Through the covers, I felt the pressure of hands lean against my chest, so heavy it hurt my ribs and made it hard to breathe. It loomed over me, staring down, with eyes that pierced the thin cloth that separated us by mere inches. The chill of its skin absorbing my warmth.

Again, it spoke in a deep and whispered voice. “When the old woman dies, you and I will meet again. Sa ibang araw.”

Its last words trailed off like a fading echo. And with it, the Black Thing disappeared.

After a time—I couldn’t say how long—my voice returned. I screamed, over and again, louder and louder, until the bedroom door burst open and lights flooded the room.

“What is it? What is wrong?” my dad said, hurrying to my bedside.
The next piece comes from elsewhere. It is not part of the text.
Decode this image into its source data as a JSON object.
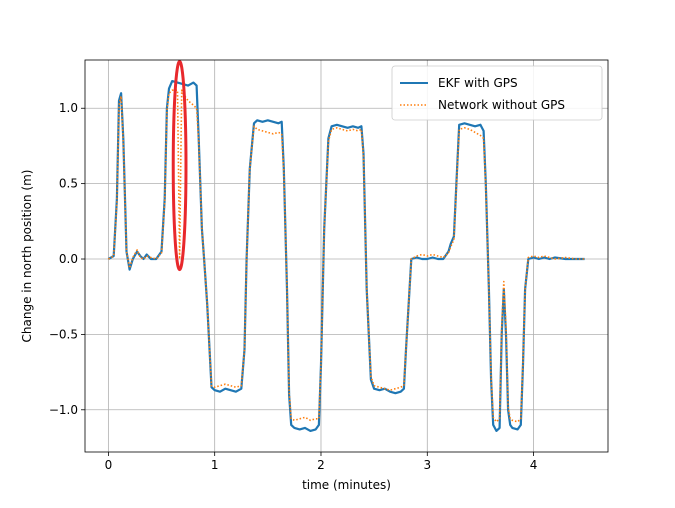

I threw off the covers, jumped from the bed, and mashed myself against his legs. Hugging him tightly, I looked over at the hole again—saw nothing but wood—and then turned to my brother and sister in bed. They were both sitting up, gazing at me, bleary–eyed and disoriented. I had been truly alone, and that realization left me dazed and silent for the rest of the night.

§

I sat there in front of my computer screen trying to compose myself. Those memories had lain dormant for so long, I didn’t know how to take them. As an adult, I knew they couldn’t possibly be true, and yet the feelings they invoked, the fears they uncovered, were all too real.

Adan: Wow. Can’t believe you remember that. I’m embarrassed. My imagination was pretty strong as a child.

Dakila: So, everything is okay? You’re safe?

Adan: Of course. Why shouldn’t I be?

Dakila: You of all people should know how difficult it is for me to share this. But I need you to understand. Grandma was never the same after the multo attached to her. She grew increasingly distant from the rest of us, disconnected from reality. Tormented by things only she ever heard and saw.

Adan: Why are you telling me this?

Dakila: Because of what it told you. Remember? Sa ibang araw.

Adan: Someday.

Dakila: Exactly.

§

After thanking Dakila for her concern, insisting I was fine and promising that we’d catch up later, I joined Jana and the kids upstairs. We read them a story each, and then tucked them in. Not long after, we went to sleep as well.

While lying in bed before the lights went out, I tried to tell Jana about what Dakila had told me, about the pieces of memory recovered and what it all meant. I couldn’t. I told myself there was no need to concern her—it was all superstitious hokum and childhood nonsense—but the greater part of me knew it was a lie. I felt afraid, and to admit it would be to embrace the truth that right now the multo could be searching for our house. That somewhere, the Black Thing drew nearer and our lives would never be the same again.

Jana shut off the lights and, within minutes, I heard her winsome snores. As for me, I couldn’t sleep, couldn’t shut my eyes for fear of what I might find when I opened them again. The darkness seemed to spread throughout our room, blotting out everything except the bed.

Soon, like so many nights before, the house spoke its mind. I heard groans just beyond the ceiling, from hidden pipes. Heavy thumps made their way across the garage beneath us. A thin scuffling in the living room. Then slowly mounting creaks ascended the staircase, one by one, and stopped only when they reached the landing just outside our bedroom door.

I held my breath, felt the sudden urge to cover myself with blankets. And I wondered; was it truly just settling wood this time? Or had “someday” finally come?